‘Gravitating’ toward international public health
Ex-firewalker puts on his traveling shoes
Four years as a Harvard College undergraduate have taken graduating senior Duncan Smith-Rohrberg from believing in mind over matter to pondering matters of the mind.
Smith-Rohrberg, a native of Falmouth, talks blithely about his teenage experiences, first strolling over hot coals as a firewalker and then taking to the ocean every Sunday throughout the winter with members of the Ice Breakers Club he founded in high school.
And he insists the swimming wasn’t just cooling off from the firewalking.
Smith-Rohrberg said his father, who died during his first semester at Harvard, was a big influence on him, getting him involved in the firewalking and cold-weather swimming. Though his father, a psychotherapist, believed in the power of the mind to actually heal – or keep a firewalker from getting burned – Smith-Rohrberg said his own thinking has evolved a bit from that.
While he still thinks the firewalking and winter swims are great community-builders and help people overcome fears, he says physical factors, such as evaporation of perspiration from the feet and a coating of ash over the coals, are what keep people from getting burned.
Smith-Rohrberg said other family members – including his mother, a nurse practitioner and triathlete – also influenced him heavily, showing him the importance of health, creativity, and the people around him.
Though his perspective has changed, Smith-Rohrberg has retained his interest in the mind. He entered Harvard thinking he would concentrate in philosophy, but is leaving with a concentration in cognitive neuroscience, having done some research into mental illness. He plans to attend Yale University Medical School in the fall, in a joint M.D.-Ph.D. program. He said his interests are still evolving, and he’s less inclined to pursue a specialty that focuses on lab work in favor of something that has a more concrete effect.
Smith-Rohrberg says his four years at Harvard have had a big impact on him. Living for the last year at the communal Dudley Coop, where housemates share chores in a less traditional atmosphere than exists in Harvard’s Houses, exposed him to coop residents, many of whom are taking nontraditional paths through Harvard, helping him explore what he wanted from his own life.
A friend, fellow Harvard senior Sheela Maru, provided a sounding board for him to air his ideas about social justice and medicine while the two worked on Project Health’s Well-Fed Well-Read Program, which addressed hunger and nutrition issues in Boston’s Dorchester and Roxbury areas.
Another influence, he said, was his participation in the House and Neighborhood Development Program (HAND), through which he spent three days a week with Herby, a now-10-year-old Haitian immigrant living in North Cambridge. Smith-Rohrberg said they engaged in a variety of activities together, ranging from playing basketball to doing homework, He enjoyed the relationship and enjoyed knowing he had an impact, even a small one, on Herby and his family.

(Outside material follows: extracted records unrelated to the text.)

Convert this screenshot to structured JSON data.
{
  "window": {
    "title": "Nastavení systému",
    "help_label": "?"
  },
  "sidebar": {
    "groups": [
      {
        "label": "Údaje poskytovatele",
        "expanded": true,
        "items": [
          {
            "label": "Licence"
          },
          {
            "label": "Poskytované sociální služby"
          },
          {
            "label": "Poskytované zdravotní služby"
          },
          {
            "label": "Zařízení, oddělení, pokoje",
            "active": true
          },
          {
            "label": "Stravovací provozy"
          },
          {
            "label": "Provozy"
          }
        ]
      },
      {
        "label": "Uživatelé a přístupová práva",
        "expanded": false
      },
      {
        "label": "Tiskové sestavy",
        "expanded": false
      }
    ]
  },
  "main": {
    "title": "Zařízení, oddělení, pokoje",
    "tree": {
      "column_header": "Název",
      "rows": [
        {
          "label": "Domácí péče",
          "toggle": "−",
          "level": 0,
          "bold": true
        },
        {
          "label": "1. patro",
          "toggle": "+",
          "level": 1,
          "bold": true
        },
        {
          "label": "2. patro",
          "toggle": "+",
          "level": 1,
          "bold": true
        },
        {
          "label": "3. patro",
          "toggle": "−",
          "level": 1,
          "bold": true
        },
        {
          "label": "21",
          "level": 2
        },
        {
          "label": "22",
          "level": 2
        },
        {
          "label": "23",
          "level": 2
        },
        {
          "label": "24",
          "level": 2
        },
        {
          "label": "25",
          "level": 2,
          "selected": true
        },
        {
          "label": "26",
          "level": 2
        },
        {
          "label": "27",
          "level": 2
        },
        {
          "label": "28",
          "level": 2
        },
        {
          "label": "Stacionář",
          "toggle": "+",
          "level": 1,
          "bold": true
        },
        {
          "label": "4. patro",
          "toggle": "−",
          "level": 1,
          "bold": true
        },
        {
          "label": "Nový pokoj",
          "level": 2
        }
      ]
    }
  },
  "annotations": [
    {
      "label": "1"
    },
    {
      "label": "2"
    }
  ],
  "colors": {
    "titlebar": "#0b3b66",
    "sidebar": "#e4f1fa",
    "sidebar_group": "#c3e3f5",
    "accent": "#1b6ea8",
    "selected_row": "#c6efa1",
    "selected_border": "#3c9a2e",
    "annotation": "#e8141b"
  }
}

Having an impact looms large in Smith-Rohrberg’s mind these days. In considering his path through medical school, he compares our high standards of health care with the much lower ones in large parts of the world. Rather than work in a lab to push back the frontiers on relatively rare diseases, he said, he’d rather work to extend existing good health practices to the millions who can benefit from them.
“I’ve started gravitating toward international public health, realizing that however fascinating basic science is, the ultimate ends of research is way down the line,” Smith-Rohrberg said. “Currently we have amazing medical technology, we maintain a remarkable standard of health that is totally inaccessible to huge sections of the world …. I think for myself I’d have more satisfaction doing that kind of work.”